Все сокрушались по поводу того, что женитьба Бум-Бума продолжалась всего три недели. Во всем виноват хоккей. Недоумение у родственников вызывало и то, что бедный мальчик работал в компании «Юдора Грэйн». Дышать мучной пылью — очень вредно. Именно это преждевременно отправило на тот свет Варшавски-старшего. Но семья Варшавски вообще особым здоровьем не отличается — таков был всеобщий приговор.

В доме пахло табачным дымом, польской кухней, повсюду верещали дети. Одна из тетушек зажала меня в угол и сказала что я должна буду принять участие в мытье посуды, раз уж не помогала накрывать на стол.

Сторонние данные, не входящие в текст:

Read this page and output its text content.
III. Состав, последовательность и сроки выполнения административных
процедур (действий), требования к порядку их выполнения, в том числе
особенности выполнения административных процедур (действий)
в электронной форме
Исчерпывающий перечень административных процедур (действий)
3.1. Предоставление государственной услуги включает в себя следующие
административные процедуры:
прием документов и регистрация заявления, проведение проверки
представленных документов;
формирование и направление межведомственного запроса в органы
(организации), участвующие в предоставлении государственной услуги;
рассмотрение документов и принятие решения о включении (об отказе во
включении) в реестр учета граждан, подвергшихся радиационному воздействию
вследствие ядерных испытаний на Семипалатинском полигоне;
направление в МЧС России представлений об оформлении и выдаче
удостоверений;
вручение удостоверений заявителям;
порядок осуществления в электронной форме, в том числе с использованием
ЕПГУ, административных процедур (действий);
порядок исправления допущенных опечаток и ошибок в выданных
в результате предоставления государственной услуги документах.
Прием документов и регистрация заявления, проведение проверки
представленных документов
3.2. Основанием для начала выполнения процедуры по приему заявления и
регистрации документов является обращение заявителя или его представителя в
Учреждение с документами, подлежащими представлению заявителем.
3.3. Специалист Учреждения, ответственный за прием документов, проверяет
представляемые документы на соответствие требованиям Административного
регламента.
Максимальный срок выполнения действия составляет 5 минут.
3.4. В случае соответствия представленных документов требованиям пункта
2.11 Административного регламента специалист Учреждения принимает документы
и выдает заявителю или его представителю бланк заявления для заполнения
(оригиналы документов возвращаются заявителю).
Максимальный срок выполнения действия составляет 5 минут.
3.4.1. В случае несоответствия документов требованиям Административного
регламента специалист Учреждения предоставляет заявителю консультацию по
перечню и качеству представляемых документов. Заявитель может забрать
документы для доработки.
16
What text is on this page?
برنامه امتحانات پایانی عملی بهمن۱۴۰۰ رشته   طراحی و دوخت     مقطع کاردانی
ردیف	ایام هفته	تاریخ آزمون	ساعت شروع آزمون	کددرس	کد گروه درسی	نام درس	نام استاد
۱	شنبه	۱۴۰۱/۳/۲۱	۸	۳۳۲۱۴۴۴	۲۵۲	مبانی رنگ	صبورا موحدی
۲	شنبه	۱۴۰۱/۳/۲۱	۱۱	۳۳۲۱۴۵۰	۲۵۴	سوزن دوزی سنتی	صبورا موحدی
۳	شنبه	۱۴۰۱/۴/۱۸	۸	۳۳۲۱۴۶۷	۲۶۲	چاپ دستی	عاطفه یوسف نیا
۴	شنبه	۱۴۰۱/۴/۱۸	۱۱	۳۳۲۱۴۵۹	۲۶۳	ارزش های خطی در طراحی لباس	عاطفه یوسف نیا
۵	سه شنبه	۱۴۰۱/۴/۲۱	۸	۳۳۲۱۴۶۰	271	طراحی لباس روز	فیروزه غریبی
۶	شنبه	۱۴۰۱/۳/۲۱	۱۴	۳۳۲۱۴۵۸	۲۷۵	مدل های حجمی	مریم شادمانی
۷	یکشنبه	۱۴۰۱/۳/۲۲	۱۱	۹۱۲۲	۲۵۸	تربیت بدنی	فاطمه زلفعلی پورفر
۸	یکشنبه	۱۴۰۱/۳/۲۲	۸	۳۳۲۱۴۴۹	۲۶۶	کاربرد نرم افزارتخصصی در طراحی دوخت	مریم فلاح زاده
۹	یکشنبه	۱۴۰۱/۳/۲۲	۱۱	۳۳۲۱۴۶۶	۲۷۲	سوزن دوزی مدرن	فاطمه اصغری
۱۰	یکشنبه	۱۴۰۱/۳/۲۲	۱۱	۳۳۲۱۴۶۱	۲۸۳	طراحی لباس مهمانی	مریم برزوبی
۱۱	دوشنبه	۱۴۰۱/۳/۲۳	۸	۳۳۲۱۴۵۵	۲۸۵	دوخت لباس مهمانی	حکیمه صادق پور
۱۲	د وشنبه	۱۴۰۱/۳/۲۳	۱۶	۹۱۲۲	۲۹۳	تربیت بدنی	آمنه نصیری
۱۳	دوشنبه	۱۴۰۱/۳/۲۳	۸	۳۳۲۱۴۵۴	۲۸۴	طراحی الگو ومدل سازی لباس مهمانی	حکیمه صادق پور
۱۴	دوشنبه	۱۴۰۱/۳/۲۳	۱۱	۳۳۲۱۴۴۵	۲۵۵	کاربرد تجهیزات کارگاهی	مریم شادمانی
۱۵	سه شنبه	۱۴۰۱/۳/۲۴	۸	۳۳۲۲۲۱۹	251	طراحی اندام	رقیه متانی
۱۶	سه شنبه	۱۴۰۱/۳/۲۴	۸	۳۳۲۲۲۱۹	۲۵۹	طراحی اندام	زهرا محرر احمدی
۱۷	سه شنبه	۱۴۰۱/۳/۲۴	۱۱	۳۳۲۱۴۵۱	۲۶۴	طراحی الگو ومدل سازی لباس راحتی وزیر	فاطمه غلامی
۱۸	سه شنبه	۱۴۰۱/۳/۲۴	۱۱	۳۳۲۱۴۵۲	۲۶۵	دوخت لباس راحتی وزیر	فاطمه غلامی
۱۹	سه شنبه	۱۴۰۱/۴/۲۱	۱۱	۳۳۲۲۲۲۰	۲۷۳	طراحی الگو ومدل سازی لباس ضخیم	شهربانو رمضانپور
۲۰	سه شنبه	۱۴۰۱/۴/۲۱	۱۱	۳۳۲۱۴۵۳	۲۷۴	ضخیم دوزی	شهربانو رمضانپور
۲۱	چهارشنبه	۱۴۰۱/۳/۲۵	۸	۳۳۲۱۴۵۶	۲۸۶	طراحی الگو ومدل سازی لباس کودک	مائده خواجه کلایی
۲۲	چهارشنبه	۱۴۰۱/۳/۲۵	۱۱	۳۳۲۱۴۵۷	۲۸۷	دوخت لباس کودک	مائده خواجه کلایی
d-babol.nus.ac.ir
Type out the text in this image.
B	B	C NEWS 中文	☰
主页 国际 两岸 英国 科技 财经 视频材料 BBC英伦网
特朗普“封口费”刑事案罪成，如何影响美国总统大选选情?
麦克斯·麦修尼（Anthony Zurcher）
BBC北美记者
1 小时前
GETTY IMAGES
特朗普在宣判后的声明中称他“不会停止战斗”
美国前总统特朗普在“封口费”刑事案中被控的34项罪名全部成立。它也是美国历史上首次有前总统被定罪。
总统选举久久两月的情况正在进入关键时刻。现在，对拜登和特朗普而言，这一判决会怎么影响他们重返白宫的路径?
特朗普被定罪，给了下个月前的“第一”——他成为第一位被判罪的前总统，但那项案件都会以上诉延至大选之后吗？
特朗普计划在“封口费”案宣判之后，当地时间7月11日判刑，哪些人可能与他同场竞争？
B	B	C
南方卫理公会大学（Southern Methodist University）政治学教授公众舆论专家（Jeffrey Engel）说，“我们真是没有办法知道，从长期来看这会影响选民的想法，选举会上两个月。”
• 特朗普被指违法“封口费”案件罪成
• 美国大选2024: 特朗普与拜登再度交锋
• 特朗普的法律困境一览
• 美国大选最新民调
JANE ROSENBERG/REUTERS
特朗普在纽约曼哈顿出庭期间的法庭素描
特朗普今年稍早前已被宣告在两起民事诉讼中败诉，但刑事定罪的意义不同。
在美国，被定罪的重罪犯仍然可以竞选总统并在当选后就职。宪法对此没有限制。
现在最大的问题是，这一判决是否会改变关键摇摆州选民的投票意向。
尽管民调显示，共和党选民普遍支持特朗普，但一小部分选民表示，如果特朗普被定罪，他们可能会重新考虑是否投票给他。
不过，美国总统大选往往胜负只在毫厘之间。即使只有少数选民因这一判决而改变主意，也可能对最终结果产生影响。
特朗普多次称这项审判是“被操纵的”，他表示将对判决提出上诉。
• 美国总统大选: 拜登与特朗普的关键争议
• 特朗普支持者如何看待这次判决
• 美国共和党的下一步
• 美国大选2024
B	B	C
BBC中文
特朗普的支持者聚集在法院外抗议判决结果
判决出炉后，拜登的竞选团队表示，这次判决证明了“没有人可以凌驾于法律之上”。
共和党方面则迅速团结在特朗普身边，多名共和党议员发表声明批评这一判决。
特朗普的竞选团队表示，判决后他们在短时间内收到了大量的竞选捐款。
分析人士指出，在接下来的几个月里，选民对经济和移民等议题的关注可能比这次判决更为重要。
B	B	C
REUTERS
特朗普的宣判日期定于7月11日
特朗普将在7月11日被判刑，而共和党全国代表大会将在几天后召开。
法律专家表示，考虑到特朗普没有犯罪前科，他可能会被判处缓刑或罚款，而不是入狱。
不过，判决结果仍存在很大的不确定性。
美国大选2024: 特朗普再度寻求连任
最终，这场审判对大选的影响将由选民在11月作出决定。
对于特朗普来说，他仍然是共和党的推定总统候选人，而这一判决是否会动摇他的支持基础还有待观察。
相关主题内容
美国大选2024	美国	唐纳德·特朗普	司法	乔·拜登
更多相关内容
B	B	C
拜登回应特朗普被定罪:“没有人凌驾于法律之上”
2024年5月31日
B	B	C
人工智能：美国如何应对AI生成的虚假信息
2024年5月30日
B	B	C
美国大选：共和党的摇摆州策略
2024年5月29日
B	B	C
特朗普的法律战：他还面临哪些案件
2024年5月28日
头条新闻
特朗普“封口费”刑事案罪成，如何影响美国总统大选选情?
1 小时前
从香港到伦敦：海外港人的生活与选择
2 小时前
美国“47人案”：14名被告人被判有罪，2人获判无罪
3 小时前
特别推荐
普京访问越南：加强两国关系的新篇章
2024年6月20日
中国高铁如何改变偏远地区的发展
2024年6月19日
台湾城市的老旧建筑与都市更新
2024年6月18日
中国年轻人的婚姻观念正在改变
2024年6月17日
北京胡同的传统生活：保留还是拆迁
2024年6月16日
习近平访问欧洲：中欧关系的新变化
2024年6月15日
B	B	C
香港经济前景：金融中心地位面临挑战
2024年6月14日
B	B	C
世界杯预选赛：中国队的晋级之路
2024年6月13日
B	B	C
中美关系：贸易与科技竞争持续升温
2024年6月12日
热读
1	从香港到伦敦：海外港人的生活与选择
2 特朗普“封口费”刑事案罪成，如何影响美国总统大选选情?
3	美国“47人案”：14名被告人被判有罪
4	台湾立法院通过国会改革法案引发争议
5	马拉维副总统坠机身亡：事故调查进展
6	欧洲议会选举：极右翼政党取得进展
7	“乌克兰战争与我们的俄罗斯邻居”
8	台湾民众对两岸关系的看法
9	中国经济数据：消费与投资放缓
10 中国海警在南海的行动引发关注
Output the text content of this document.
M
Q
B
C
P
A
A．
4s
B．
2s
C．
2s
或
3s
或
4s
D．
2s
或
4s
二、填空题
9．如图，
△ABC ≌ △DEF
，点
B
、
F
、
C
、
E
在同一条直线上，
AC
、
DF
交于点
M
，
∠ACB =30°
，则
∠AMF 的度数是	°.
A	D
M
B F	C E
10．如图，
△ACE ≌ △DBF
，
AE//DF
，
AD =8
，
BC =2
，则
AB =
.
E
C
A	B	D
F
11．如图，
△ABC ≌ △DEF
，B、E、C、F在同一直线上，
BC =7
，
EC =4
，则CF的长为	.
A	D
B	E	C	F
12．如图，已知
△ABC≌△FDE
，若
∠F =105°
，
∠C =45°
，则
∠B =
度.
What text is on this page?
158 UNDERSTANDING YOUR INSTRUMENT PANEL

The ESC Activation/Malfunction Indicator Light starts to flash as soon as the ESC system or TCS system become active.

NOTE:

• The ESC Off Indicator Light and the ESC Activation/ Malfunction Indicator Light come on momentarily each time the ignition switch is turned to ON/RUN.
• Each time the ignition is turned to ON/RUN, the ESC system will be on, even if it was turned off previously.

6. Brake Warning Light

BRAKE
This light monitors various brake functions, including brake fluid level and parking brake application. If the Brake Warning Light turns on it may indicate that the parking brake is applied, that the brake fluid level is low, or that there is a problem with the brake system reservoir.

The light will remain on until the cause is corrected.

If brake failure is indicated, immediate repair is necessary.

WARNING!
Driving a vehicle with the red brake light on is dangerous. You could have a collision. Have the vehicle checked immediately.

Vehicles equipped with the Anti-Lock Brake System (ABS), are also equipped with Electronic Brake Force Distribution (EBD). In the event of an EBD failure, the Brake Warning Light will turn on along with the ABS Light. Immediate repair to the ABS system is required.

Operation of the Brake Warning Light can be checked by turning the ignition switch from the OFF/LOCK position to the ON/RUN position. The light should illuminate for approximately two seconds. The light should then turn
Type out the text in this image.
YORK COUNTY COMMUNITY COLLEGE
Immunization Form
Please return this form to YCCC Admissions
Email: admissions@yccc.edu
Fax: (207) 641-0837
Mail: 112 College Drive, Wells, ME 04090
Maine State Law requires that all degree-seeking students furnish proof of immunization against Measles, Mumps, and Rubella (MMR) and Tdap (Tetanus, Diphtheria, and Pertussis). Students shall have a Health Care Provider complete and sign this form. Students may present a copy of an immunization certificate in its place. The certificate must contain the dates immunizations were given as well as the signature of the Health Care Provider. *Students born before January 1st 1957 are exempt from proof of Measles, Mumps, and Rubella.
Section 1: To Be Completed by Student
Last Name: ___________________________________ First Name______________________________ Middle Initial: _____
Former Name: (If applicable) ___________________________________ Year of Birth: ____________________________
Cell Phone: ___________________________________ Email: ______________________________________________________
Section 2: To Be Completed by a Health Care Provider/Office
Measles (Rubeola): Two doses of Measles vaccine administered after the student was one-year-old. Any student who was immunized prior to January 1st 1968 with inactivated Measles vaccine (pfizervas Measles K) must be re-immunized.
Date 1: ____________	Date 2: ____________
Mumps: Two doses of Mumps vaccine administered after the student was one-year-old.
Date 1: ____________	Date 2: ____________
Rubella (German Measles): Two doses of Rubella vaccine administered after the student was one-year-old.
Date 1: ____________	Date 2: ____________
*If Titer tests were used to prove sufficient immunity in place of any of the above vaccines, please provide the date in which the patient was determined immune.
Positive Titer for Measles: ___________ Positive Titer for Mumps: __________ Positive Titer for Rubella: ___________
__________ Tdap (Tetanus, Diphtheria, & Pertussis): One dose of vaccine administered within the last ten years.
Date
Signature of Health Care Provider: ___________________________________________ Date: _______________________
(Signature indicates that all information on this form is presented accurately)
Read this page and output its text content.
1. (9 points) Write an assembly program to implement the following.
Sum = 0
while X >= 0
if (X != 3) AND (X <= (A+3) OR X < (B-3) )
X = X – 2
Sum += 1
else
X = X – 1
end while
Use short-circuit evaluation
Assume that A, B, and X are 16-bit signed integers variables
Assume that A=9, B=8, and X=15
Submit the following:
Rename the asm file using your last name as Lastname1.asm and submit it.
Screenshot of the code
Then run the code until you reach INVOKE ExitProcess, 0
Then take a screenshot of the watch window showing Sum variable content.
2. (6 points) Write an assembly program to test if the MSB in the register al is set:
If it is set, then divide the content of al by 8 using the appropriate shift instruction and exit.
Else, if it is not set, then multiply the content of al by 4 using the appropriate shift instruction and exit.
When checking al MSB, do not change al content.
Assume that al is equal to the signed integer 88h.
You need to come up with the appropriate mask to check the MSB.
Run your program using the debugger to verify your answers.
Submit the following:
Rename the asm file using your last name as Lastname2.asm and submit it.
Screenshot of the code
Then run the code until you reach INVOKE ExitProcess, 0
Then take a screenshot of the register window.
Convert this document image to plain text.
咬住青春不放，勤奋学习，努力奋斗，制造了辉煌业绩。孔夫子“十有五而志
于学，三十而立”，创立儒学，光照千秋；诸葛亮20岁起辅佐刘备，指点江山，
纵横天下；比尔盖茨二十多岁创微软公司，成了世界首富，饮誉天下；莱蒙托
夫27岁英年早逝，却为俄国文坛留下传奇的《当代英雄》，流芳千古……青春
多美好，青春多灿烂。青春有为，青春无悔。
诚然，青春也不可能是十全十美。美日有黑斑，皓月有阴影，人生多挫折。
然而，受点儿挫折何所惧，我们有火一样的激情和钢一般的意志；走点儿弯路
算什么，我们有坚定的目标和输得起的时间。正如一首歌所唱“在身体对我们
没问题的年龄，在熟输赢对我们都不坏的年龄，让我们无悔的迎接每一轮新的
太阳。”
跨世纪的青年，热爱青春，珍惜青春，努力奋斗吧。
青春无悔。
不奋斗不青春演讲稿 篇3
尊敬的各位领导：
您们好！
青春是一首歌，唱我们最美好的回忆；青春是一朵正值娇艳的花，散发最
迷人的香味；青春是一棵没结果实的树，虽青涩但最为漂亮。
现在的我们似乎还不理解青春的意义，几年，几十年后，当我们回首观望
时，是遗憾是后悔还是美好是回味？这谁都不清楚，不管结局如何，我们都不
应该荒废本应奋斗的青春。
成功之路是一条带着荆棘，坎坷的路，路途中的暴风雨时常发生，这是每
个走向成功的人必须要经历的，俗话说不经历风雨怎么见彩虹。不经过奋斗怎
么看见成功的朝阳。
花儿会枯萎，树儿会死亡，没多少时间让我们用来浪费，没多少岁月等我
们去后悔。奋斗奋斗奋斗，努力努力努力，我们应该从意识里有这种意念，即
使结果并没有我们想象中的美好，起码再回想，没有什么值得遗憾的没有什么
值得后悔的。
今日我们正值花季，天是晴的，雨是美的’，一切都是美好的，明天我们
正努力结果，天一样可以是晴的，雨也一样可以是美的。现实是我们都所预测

Я твердо поклялась себе, что не буду говорить ничего кроме: «Да. Нет. Не знаю». Но нервы у меня были уже на пределе.

Потом бабушка Войцик, толстая восьмидесятидвухлетняя старуха в черном блестящем платье, ухватила меня за локоть полицейской хваткой и уставилась мне в лицо своими голубыми глазками в красных прожилках. Дыша на меня луком, бабушка заявила:

— Девочки рассказывают про Бернарда нехорошее.

«Девочки» — это тетушки.

— Они говорят, что у него на элеваторе были неприятности. Он бросился под корабль, чтобы избежать ареста, — вот что говорят.

— И кто это говорит? — поинтересовалась я.

— Элен. И еще Сара и Шерил. Пит рассказал им, что Бум-Бум специально бросился в воду, выбрав момент, когда никого не было рядом. Мы, Войцики, никогда не кончаем с собой. Но вы, Варшавски... Одним словом, евреи. Сколько раз говорила я Мэри — не выходи за него замуж!

Я высвободила локоть. От дыма, шума и запаха кислой капусты все плыло перед глазами. Я уже собралась сказать старухе что-нибудь грубое, но передумала. Переступая через младенцев и дыша табачным дымом, я направилась к столу, уставленному сардельками и квашеной капустой. Там кучковались мужчины. Ах, если бы у них были такие же плотно набитые головы, как их животы, Америка могла бы спать спокойно.

— Кто из вас треплется, что Бум-Бум сам спрыгнул с причала в воду? — набросилась на них я. — Откуда вы это знаете, черт вас подери?

Пит, муж Шерил, уставился на меня тупыми голубыми глазками.

— Вик, ты чего? Об этом говорят в порту, вот и все.

— Что за неприятности были у Бум-Бума на элеваторе? Бабушка Войцик говорит, что ты рассказываешь об этом всякому встречному-поперечному?